By EDRi · November 27, 2014

After EDRi published a leaked draft by the Italian EU Presidency
to weaken proposals on net neutrality, the European Parliament has hit back with a strongly-worded resolution (see paragraphs 8 and 14). The final version will be linked here when available). The resolution was adopted with 458 in favour and 173 against.

The resolution re-asserts the Parliament’s view that strong net neutrality rules are needed, both for the fundamental rights, for innovation and competition.

The resolution calls for “more legal certainty” for net neutrality and stresses that “all internet traffic should be treated equally, without discrimination, restriction or interference, irrespective of its sender, receiver, type, content, device, service or application”.

“Treated equally” goes beyond a simple ban on blocking or throttling of services. It also covers, for example, price discrimination, where some online monopolies can be accessed without additional download charges, while users have to pay to access every other service.

Under price discrimination, the “internet” thereby becomes an impoverished shell pushing internet users into the hands of monopolies and excluding competitors. Unfortunately, price discrimination is increasingly common in Europe – to the detriment of freedom of communication and innovation.

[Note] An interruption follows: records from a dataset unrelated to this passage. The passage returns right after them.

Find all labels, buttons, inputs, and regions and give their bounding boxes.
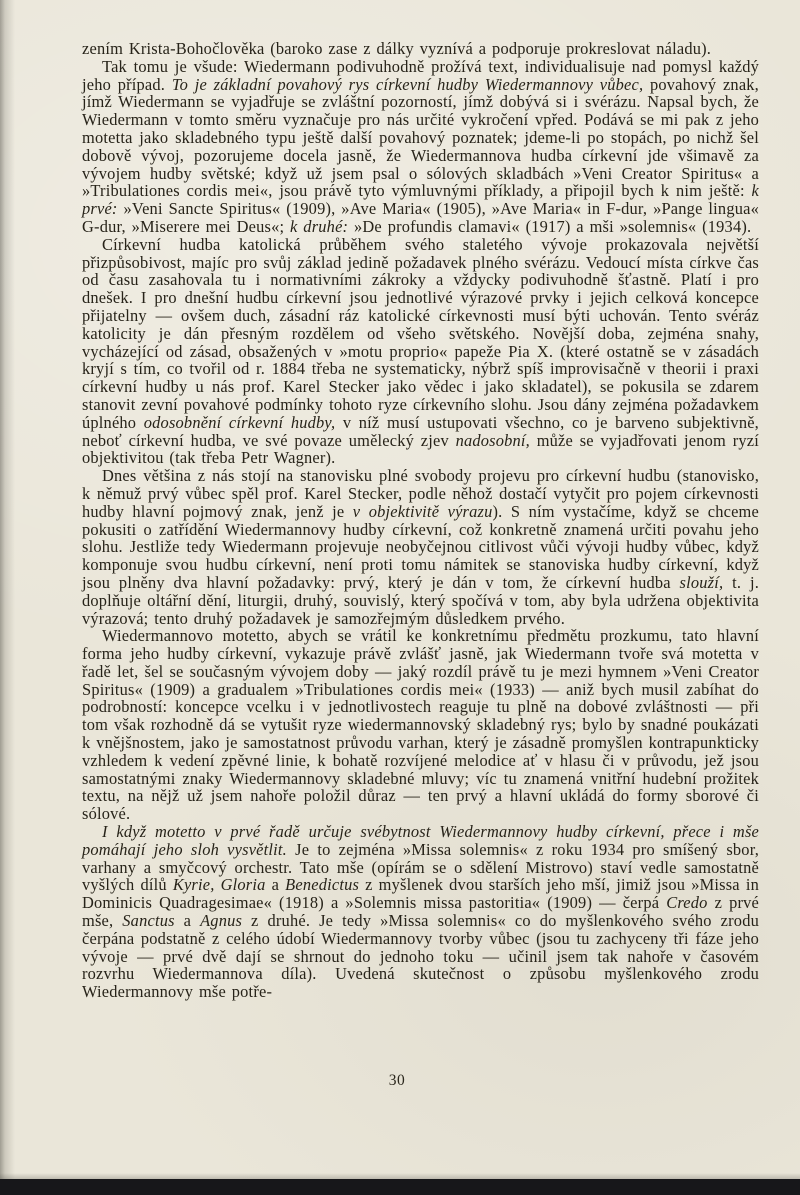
- text-segment: Wiedermannovo motetto, abych se vrátil k…: [82, 626, 759, 823]
- text-segment: zením Krista-Bohočlověka (baroko zase z …: [82, 39, 711, 58]
- text-segment: povahový znak, jímž Wiedermann se vyjadř…: [82, 75, 759, 201]
- paragraph: zením Krista-Bohočlověka (baroko zase z …: [82, 40, 759, 58]
- scan-bottom-edge: [0, 1179, 800, 1195]
- italic-text-segment: Benedictus: [285, 875, 359, 894]
- page-number: 30: [0, 1072, 794, 1090]
- italic-text-segment: k druhé:: [290, 217, 348, 236]
- paragraph: Wiedermannovo motetto, abych se vrátil k…: [82, 627, 759, 823]
- text-segment: a: [266, 875, 286, 894]
- body-text: zením Krista-Bohočlověka (baroko zase z …: [82, 40, 759, 1001]
- text-segment: Církevní hudba katolická průběhem svého …: [82, 235, 759, 432]
- paragraph: Církevní hudba katolická průběhem svého …: [82, 236, 759, 467]
- paragraph: I když motetto v prvé řadě určuje svébyt…: [82, 823, 759, 1001]
- scanned-book-page: zením Krista-Bohočlověka (baroko zase z …: [0, 0, 800, 1195]
- italic-text-segment: slouží,: [680, 573, 724, 592]
- italic-text-segment: Kyrie, Gloria: [173, 875, 266, 894]
- page-gutter-shadow: [0, 0, 16, 1195]
- text-segment: »De profundis clamavi« (1917) a mši »sol…: [348, 217, 751, 236]
- italic-text-segment: Credo: [666, 893, 707, 912]
- italic-text-segment: Sanctus: [122, 911, 174, 930]
- italic-text-segment: v objektivitě výrazu: [353, 502, 493, 521]
- paragraph: Dnes většina z nás stojí na stanovisku p…: [82, 467, 759, 627]
- italic-text-segment: Agnus: [200, 911, 242, 930]
- paragraph: Tak tomu je všude: Wiedermann podivuhodn…: [82, 58, 759, 236]
- italic-text-segment: nadosobní,: [456, 431, 530, 450]
- italic-text-segment: odosobnění církevní hudby,: [144, 413, 336, 432]
- italic-text-segment: To je základní povahový rys církevní hud…: [172, 75, 643, 94]
- text-segment: a: [175, 911, 200, 930]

In a separate development this week, Dutch Liberal Member of the European Parliament (MEP) Marietje Schaake prepared a strongly pro net neutrality letter to be sent to the Council. In just a few hours, she gathered the signatures of 130 MEPs (nearly 20% of the Parliament) demanding clear net neutrality rules “to foster innovation and competition”.

The European Commission’s position remains unclear. It claims to be in favour of net neutrality, but behind closed doors in EU Council discussions, it remains steadfastly wedded to the notion that restricting an online service by price discrimination is not a limitation on net neutrality. We doubt if an online start-up that is being forced out of the market due to price discrimination rather than due to being throttled would appreciate the Commission’s secret nuance.

The anti-net neutrality lobby took a further hit this morning in the EU Council, as several countries expressed their opposition to the Italian Presidency’s attempts to undermine the legislative proposal.